During the past decades it became apparent that hospitals, even in Western countries, are increasingly struggling with the allocation of scarce resources (Davies & Harrison, 2003). A hospital management will try to either increase earnings or reduce costs by rationalisation and rationing measures (Marckmann, 2007). Earnings can be raised by increasing the number of procedures (e.g. surgical procedures) or by installing new centres or departments. Costs can be reduced by optimising patients’ pathways, restructuring measures, outsourcing, or other rationalising measures. Costs can also be lowered by cutting down on staff or a reduction in salaries. Thus, on the administrative level, limited resources influence pending strategic considerations.

Whatever decision is taken by the management, the available resources have to be allocated – “justly allocated” according to the overwhelming majority of hospital staff, “efficiently” according to the hospital management or “according to need” as expressed by patients.
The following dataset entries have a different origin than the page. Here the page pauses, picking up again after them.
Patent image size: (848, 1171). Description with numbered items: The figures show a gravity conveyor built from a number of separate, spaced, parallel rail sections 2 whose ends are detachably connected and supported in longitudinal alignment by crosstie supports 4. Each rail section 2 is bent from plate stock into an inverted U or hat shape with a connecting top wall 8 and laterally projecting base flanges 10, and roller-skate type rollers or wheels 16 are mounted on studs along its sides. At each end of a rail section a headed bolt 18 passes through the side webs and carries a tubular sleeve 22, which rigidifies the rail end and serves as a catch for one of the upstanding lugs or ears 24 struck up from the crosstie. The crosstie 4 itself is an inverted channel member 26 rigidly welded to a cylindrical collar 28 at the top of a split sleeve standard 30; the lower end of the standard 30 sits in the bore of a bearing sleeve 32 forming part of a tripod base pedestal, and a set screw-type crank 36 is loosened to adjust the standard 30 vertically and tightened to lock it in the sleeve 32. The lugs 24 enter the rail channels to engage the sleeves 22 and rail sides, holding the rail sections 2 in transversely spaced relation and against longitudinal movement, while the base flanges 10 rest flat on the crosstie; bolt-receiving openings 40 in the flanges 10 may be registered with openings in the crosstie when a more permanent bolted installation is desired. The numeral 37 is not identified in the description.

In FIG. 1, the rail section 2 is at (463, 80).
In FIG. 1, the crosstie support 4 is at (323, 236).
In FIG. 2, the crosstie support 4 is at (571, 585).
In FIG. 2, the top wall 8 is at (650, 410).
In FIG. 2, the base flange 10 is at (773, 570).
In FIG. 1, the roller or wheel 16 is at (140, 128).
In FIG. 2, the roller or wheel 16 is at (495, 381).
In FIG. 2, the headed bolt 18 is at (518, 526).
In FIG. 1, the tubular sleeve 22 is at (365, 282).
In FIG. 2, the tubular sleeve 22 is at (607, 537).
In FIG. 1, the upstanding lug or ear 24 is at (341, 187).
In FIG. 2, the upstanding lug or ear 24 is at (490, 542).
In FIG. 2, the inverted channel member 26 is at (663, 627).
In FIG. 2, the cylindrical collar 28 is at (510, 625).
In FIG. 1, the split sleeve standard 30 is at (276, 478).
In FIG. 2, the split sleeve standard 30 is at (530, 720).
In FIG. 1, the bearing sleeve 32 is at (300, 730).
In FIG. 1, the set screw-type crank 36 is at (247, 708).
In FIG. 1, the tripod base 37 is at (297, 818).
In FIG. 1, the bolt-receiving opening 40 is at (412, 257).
It is quite obvious that medical and nursing performance, economic effectiveness and medical need conflict with each other when the allocation of available resources entails a range of very different issues such as fixed budgets for diagnostics, treatments, patient care and buildings, treatment facilities (especially intensive care beds and operating theatres), as well as time for care, talking and training.
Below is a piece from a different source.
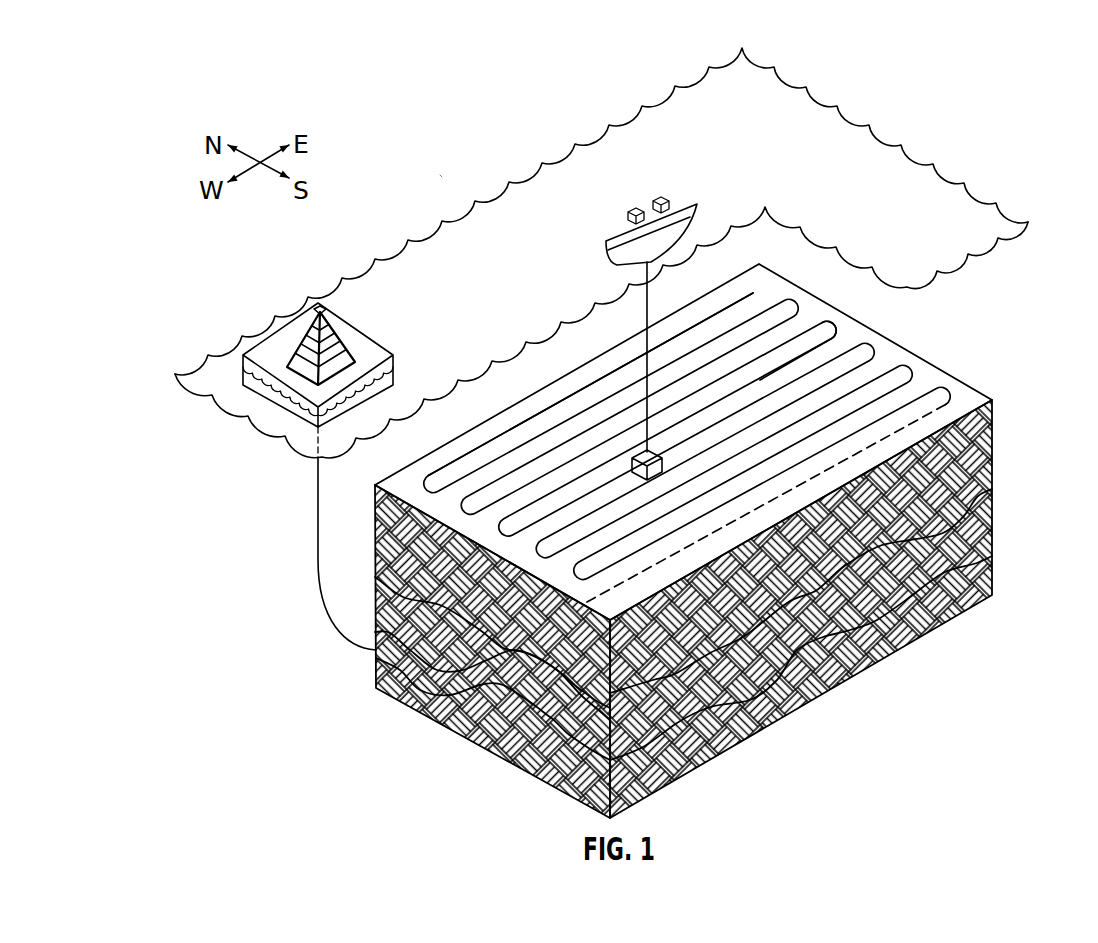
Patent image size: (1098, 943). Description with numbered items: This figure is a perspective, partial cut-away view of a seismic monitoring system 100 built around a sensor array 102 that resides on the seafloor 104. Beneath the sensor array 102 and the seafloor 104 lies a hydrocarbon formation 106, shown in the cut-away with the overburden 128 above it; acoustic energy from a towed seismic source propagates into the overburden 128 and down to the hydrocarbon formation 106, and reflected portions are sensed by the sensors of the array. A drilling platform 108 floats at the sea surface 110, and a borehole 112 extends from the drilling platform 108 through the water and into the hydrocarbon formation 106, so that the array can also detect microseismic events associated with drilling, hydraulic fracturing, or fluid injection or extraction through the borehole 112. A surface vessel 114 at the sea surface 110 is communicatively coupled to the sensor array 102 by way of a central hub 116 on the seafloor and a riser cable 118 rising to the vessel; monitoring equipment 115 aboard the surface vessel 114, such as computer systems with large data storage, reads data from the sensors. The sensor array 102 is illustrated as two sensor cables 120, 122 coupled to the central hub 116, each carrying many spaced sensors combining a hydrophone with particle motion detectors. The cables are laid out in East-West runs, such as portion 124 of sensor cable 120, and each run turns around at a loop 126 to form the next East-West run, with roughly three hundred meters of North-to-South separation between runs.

Hospitals are under “market pressure”, they are restructured, and consolidation processes occur. The former charity-orientated hospitals have been transformed into businesses to a large extent, increasingly subsumed under the keyword “health care industry” (Daniels et al., 1996, pp. 101-102; Spencer et al., 2000, p. 62). In Germany, the development from fee-for-service to diagnosis-related groups (drg) has caused a dramatic change in the internal financing structures. In the United Kingdom (UK), the opening of an internal market in the National Health Service (NHS) drove hospital managers to introduce strategic measures and plans (Davies & Harrison, 2003). Thus, hospitals have to set financial goals and balance them against other goals (e.g. clinical efficacy, quality, sustainability). Multidimensional goals have to be selected, judged and evaluated. All this requires an excellent internal accounting system to create the relevant data for the generation of financial indicators and patient pathways for cost calculations, as well as quality management of patient pathways (Fleßa, Laslo, & Marshall, 2011).